Comme je n’ai point eu le dessein de faire une his­toire, je ne suis point entré dans certains détails sur les peuples voisins. Je n’ai parlé du droit public de l’Europe que quand ce droit public intéressait celui de la France. Je remarquerai ici toutefois que les peuples n’ont envisagé la révolution des Français que dans ses rapports avec leur change et leur commerce, et qu’ils n’ont point calculé les nouvelles forces qu’elle pourrait prendre de sa vertu.


PREMIÈRE PARTIE


CHAPITRE PREMIER

Des pressentiments de la révolution


Les révolutions sont moins un accident des armes qu’un accident des lois. Depuis plusieurs siècles la monarchie nageait dans le sang et ne se dissolvait pas. Mais il est une époque dans l’ordre politique où tout se décompose par un germe secret de consomption ; tout se déprave et dégénère ; les lois perdent leur subs­tance naturelle et languissent ; alors, si quelque peuple barbare se présente, tout cède à sa fureur, et l’État est régénéré par la conquête. S’il n’est point attaqué par les étrangers, sa corruption le dévore et le reproduit. Si le peuple a abusé de sa liberté, il tombe dans l’esclavage ; si le prince a abusé de sa puissance, le peuple est libre.

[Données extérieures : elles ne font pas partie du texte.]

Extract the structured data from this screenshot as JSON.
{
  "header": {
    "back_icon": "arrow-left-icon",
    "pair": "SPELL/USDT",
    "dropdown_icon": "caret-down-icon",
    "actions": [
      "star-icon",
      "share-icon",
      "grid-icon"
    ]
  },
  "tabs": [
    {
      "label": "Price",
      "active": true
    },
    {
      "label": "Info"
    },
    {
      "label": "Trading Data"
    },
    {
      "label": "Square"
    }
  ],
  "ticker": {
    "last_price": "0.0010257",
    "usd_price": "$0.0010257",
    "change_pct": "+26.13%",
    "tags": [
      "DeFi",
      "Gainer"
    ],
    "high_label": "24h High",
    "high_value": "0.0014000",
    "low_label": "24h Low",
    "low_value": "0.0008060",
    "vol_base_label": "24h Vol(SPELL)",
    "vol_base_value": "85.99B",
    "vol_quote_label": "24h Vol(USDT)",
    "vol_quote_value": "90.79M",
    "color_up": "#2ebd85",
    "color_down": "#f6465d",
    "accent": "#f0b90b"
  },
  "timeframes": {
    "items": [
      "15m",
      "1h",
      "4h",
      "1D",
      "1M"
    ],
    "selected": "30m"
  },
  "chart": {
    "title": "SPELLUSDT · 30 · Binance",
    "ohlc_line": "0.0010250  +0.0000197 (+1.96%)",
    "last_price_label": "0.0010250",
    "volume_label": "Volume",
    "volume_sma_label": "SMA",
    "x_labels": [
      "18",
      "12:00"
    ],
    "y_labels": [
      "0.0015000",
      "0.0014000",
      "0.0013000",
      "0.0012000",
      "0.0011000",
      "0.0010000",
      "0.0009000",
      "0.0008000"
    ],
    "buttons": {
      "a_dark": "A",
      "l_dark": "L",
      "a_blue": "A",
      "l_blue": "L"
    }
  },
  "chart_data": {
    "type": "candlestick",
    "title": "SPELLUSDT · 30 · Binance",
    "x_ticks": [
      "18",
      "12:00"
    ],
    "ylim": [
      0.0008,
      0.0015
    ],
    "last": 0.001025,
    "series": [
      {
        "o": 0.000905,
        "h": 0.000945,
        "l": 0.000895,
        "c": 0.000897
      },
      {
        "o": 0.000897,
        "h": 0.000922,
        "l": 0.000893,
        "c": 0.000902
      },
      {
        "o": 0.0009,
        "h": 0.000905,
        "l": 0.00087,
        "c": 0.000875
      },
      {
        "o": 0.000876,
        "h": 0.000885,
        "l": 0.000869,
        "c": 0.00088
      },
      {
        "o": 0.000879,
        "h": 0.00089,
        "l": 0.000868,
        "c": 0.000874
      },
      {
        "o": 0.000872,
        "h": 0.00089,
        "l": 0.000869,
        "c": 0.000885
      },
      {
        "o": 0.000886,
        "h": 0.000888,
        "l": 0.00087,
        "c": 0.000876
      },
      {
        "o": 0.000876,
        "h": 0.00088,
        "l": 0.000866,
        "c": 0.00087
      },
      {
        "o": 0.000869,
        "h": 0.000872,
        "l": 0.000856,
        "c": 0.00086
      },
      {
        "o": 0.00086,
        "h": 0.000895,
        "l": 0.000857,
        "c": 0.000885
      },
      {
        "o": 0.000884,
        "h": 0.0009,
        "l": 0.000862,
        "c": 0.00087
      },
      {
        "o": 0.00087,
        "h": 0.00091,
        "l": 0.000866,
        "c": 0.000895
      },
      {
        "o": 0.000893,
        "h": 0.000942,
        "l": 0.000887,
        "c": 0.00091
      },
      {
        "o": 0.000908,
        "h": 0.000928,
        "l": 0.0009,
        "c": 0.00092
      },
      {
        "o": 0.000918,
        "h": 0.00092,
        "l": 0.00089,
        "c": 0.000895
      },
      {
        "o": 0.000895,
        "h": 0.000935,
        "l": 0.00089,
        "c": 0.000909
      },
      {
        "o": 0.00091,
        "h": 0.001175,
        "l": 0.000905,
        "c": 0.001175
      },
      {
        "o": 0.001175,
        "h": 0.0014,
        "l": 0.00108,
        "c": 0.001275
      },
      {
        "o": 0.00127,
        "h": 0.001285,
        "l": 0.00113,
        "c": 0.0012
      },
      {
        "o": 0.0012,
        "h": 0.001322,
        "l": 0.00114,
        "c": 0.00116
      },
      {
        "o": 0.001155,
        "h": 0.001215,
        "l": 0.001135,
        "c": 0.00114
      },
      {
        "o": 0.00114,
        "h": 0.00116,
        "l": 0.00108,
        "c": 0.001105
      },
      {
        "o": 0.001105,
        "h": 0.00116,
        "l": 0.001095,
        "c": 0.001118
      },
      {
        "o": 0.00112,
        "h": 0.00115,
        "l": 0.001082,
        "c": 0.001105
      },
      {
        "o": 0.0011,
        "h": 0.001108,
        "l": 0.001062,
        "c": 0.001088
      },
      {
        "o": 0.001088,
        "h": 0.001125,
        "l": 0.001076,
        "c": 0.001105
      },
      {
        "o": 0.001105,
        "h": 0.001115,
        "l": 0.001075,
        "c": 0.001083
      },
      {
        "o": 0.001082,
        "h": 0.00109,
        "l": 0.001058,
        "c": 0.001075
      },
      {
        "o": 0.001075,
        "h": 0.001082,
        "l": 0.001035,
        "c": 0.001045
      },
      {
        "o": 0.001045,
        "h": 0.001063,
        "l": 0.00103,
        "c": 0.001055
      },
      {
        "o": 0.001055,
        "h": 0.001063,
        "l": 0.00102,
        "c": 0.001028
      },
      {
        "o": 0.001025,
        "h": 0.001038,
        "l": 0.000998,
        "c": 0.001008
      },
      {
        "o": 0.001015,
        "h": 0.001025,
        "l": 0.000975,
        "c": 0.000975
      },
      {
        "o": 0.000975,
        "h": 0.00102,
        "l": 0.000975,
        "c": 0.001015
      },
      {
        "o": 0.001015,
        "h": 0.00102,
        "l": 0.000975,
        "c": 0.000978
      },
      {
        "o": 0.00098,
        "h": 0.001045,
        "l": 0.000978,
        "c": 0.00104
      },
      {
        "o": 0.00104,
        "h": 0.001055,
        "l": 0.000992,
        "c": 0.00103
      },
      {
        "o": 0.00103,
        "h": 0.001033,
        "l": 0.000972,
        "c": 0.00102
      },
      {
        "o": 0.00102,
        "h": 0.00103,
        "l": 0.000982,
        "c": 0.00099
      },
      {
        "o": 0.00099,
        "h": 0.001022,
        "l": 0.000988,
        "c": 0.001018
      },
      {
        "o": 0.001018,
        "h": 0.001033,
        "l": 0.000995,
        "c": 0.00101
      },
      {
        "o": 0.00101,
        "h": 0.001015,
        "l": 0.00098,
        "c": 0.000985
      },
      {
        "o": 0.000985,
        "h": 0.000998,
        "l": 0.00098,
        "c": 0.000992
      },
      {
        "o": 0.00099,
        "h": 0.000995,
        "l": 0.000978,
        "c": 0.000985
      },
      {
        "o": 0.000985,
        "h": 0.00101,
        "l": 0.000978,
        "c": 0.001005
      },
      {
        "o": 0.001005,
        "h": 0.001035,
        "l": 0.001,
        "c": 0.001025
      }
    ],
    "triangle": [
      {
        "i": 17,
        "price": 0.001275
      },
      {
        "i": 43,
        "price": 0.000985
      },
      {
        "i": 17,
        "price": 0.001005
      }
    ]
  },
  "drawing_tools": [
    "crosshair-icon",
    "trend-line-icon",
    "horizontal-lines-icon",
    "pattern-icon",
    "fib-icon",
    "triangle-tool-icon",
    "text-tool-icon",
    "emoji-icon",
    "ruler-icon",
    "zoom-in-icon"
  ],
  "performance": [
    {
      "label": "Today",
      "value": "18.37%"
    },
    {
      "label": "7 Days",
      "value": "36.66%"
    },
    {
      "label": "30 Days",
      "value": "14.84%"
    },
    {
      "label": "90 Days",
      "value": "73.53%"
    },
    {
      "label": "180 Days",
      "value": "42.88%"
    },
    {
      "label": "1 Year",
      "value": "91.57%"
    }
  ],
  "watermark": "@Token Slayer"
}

L’Europe, qui par la nature de ses rapports politiques n’a point encore de conquérant à redouter, n’éprouvera de longtemps que des révolutions civiles. Depuis quel­ques siècles la plupart des empires de ce continent ont changé de lois et le reste en changera bientôt. Après Alexandre de Macédoine et le Bas-Empire, comme il n’y avait plus de droits des gens, les nations ne changèrent que de rois.